Hay una teoría de la pérdida en los versos que siguen: “Pronto va a hacer / tres años de tu muerte / y todavía no la acepto. / Quise colgar tu retrato en la pared / y no pude. / Volví a guardarlo. / El clavo quedó allí / sosteniendo tu ausencia”. La imposibilidad de ejercitar el olvido encuentra su voz en este poema, aquí la memoria es muy sensible y selectiva a la hora de restaurar las faltas del mundo interior, y aquello que regresa mantiene su resonancia afectiva en el presente de manera intacta.

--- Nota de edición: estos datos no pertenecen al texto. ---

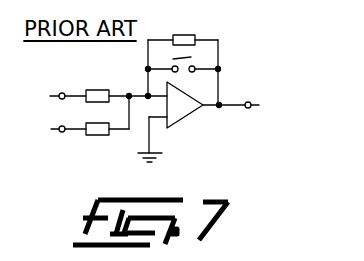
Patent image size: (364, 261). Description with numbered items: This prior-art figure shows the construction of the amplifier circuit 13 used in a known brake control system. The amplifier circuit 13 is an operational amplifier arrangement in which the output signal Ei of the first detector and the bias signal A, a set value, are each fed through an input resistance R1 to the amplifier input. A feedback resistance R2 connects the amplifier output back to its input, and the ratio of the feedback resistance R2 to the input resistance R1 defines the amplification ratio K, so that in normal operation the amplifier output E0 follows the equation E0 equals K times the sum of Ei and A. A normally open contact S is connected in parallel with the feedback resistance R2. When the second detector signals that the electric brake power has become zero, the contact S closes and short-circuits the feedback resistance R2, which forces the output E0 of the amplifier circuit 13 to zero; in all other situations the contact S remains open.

The amplifier circuit 13 is at (190, 118).
The input resistance R1 is at (97, 86).
The feedback resistance R2 is at (189, 32).
The normally open contact S is at (201, 50).
The output signal of the first detector Ei is at (48, 95).
The bias signal A is at (83, 118).
The amplifier output E0 is at (251, 105).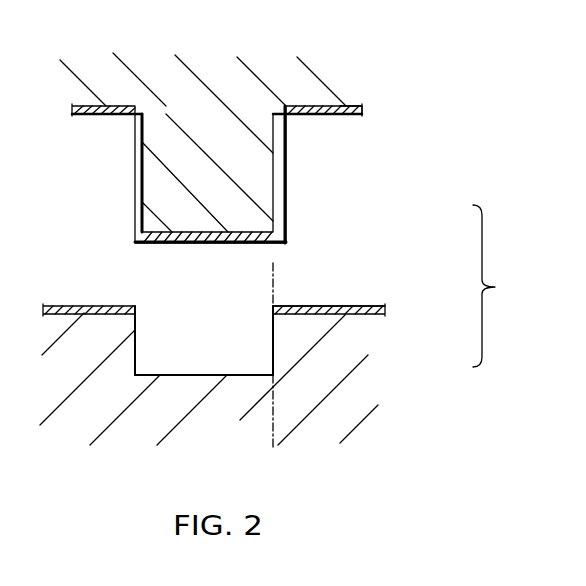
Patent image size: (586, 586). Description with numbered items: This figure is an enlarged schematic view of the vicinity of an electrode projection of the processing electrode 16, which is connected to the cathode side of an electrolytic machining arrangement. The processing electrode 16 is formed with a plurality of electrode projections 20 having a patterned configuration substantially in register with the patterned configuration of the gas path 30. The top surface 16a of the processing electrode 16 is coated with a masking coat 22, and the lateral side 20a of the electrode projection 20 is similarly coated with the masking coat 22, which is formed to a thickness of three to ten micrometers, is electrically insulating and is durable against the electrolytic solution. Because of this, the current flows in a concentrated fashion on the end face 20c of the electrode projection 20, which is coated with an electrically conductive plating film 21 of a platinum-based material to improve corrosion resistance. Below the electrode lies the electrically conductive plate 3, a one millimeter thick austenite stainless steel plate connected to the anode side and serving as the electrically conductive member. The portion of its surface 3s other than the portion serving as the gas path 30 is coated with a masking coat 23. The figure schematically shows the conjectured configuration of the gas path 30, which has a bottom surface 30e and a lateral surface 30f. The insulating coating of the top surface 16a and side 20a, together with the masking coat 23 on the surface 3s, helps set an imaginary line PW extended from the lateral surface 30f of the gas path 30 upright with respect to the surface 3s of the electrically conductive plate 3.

The processing electrode 16 is at (304, 92).
The top surface 16a is at (358, 112).
The electrode projection 20 is at (257, 172).
The lateral side 20a is at (138, 156).
The end face 20c is at (172, 246).
The electrically conductive plating film 21 is at (208, 245).
The masking coat 22 is at (96, 115).
The masking coat 23 is at (88, 304).
The electrically conductive plate 3 is at (343, 345).
The surface 3s is at (299, 306).
The gas path 30 is at (170, 362).
The lateral surface 30f is at (137, 347).
The bottom surface 30e is at (238, 372).
The imaginary line PW is at (268, 284).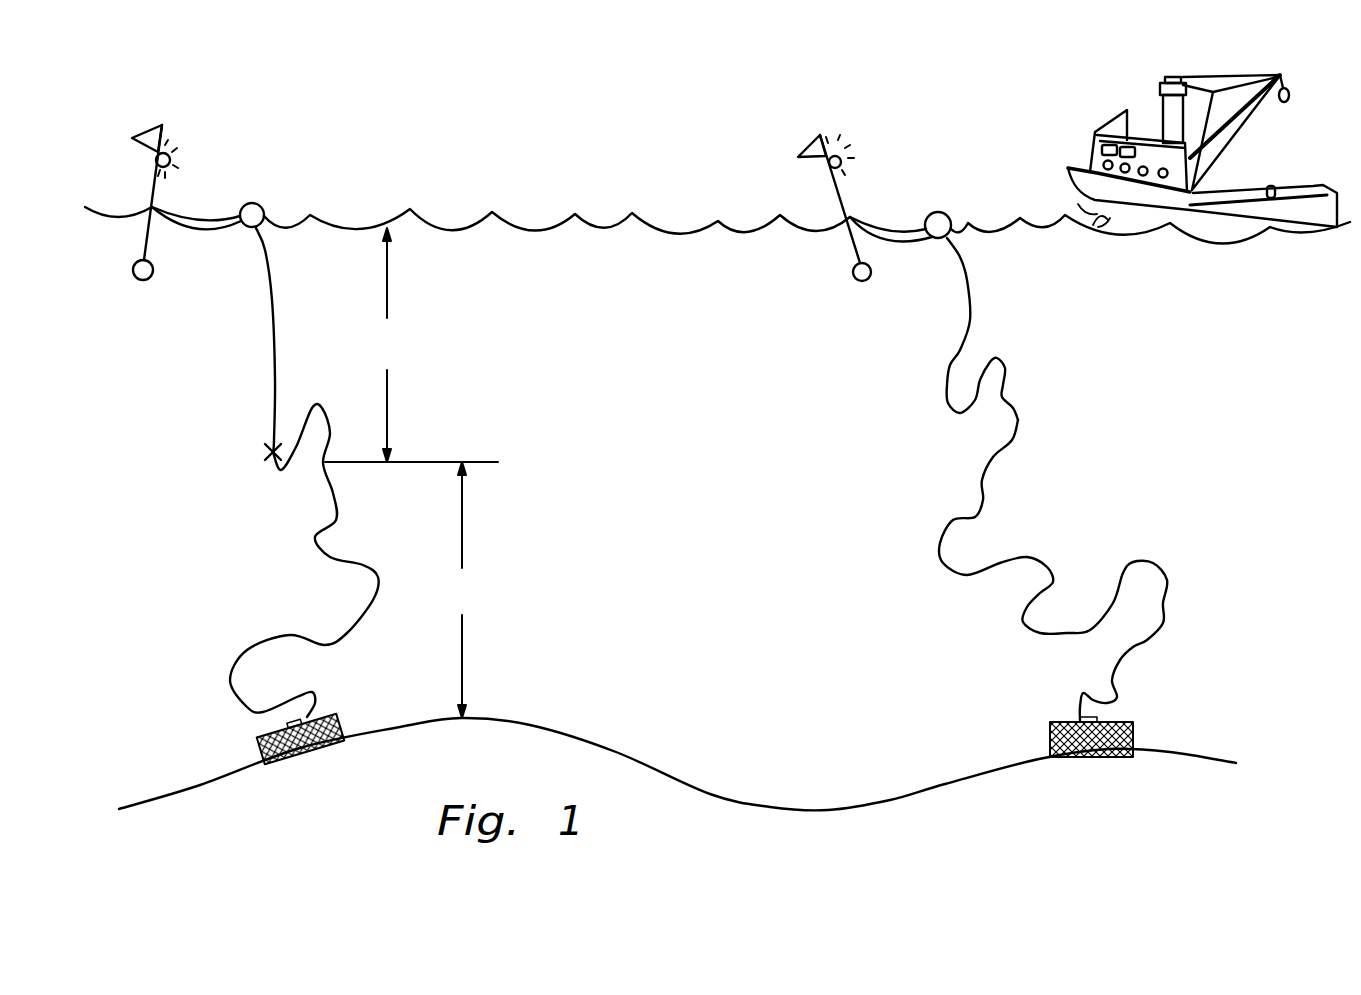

En la obra de Estela Figueroa son recurrentes las preguntas sobre la relación entre madre e hija, la muerte, la figura del padre, las representaciones acerca del amor y acerca del desamor, los amigos y la soledad. Pero también existen certezas que funcionan como una reivindicación frente a la intemperie y que implican además una forma de narrarnos y de corrernos del lugar de la carencia dignamente. Por eso elijo estos versos para completar la lectura del poema “Principio de febrero”: “No. / No me sostengas que no voy a caerme. / Sólo se caen las estrellas fugaces / y yo —te dije — / quiero permanecer”.
Estela Figueroa, El hada que no invitaron. Obra poética reunida 1985-2016, Bajo la Luna, 2016, 214 págs.